In 1917, after President Woodrow Wilson initiated the draft for the First World War, Goldman and her collaborator, Alexander Berkman, helped found the No-Conscription League, an anti-war society. That same year, their offices were raided and they were charged and convicted of conspiring to obstruct the draft under the Espionage Act. Goldman was sentenced to two years in prison, after which she was deported to Russia. She was never again allowed to settle in the United States.
In her address to the jury, Goldman offers an impassioned defence of the ‘conscientious objector’. ‘Is he really a shirker, a slacker, or a coward?’ she asked. ‘Remember that those who fought and bled for your liberties were in their time considered as being against the law, as dangerous disturbers and trouble-makers.’ She called the founding fathers ‘the Anarchists of their time’, and argued that new ideas are often outside the law: ‘Progress knows nothing of fixity. It cannot be pressed into a definite mould.’
Address to the Jury 1917
Gentlemen of the jury, we respect your patriotism…. But may there not be different kinds of patriotism as there are different kinds of liberty? I for one cannot believe that love of one’s country must needs consist in blindness to its social faults, to deafness to its social discords, of inarticulation to its social wrongs. Neither can I believe that the mere accident of birth in a certain country or the mere scrap of a citizen’s paper constitutes the love of country.
I know many people—I am one of them—who were not born here, nor have they applied for citizenship, and who yet love America with deeper passion and greater intensity than many natives whose patriotism manifests itself by pulling, kicking, and insulting those who do not rise when the national anthem is played.

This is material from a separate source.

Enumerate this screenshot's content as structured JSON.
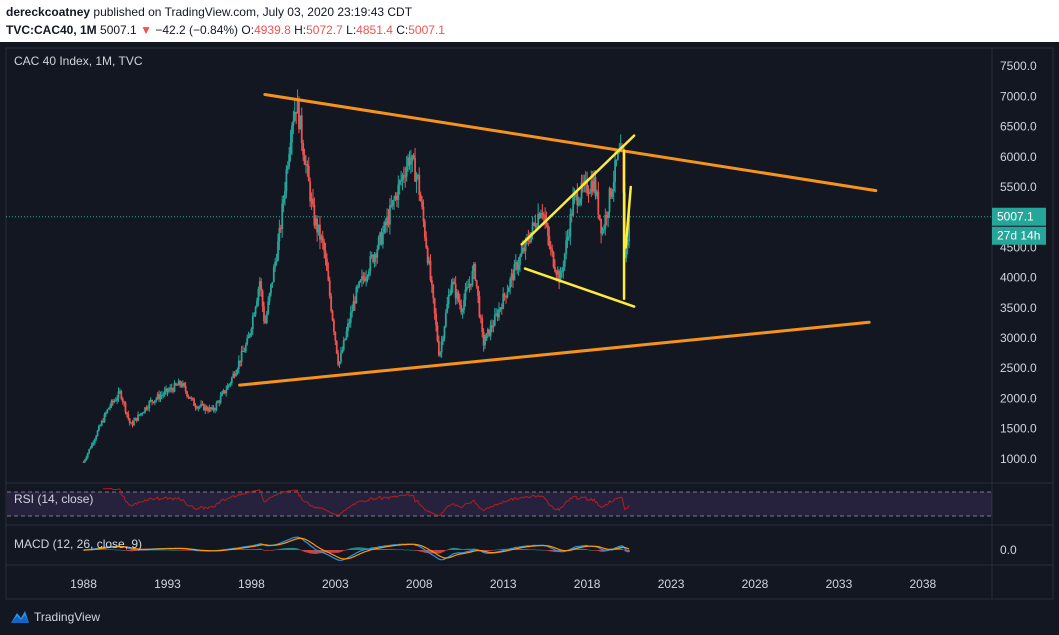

Our patriotism is that of the man who loves a woman with open eyes. He is enchanted by her beauty, yet he sees her faults. So we, too, who know America, love her beauty, her richness, her great possibilities … above all do we love the people that have produced her wealth, her artists who have created beauty, her great apostles who dream and work for liberty—but with the same passionate emotion we hate her superficiality, her cant, her corruption, her mad, unscrupulous worship at the altar of the Golden Calf.
We say that if America has entered the war to make the world safe for democracy, she must first make democracy safe in America. How else is the world to take America seriously, when democracy at home is daily being outraged, free speech suppressed, peaceable assemblies broken up by overbearing and brutal gangsters in uniform; when free press is curtailed and every independent opinion gagged…. We further say that a democracy conceived in the military servitude of the masses, in their economic enslavement, and nurtured in their tears and blood, is not democracy at all. It is despotism—the cumulative result of a chain of abuses which, according to that dangerous document, the Declaration of Independence, the people have the right to overthrow.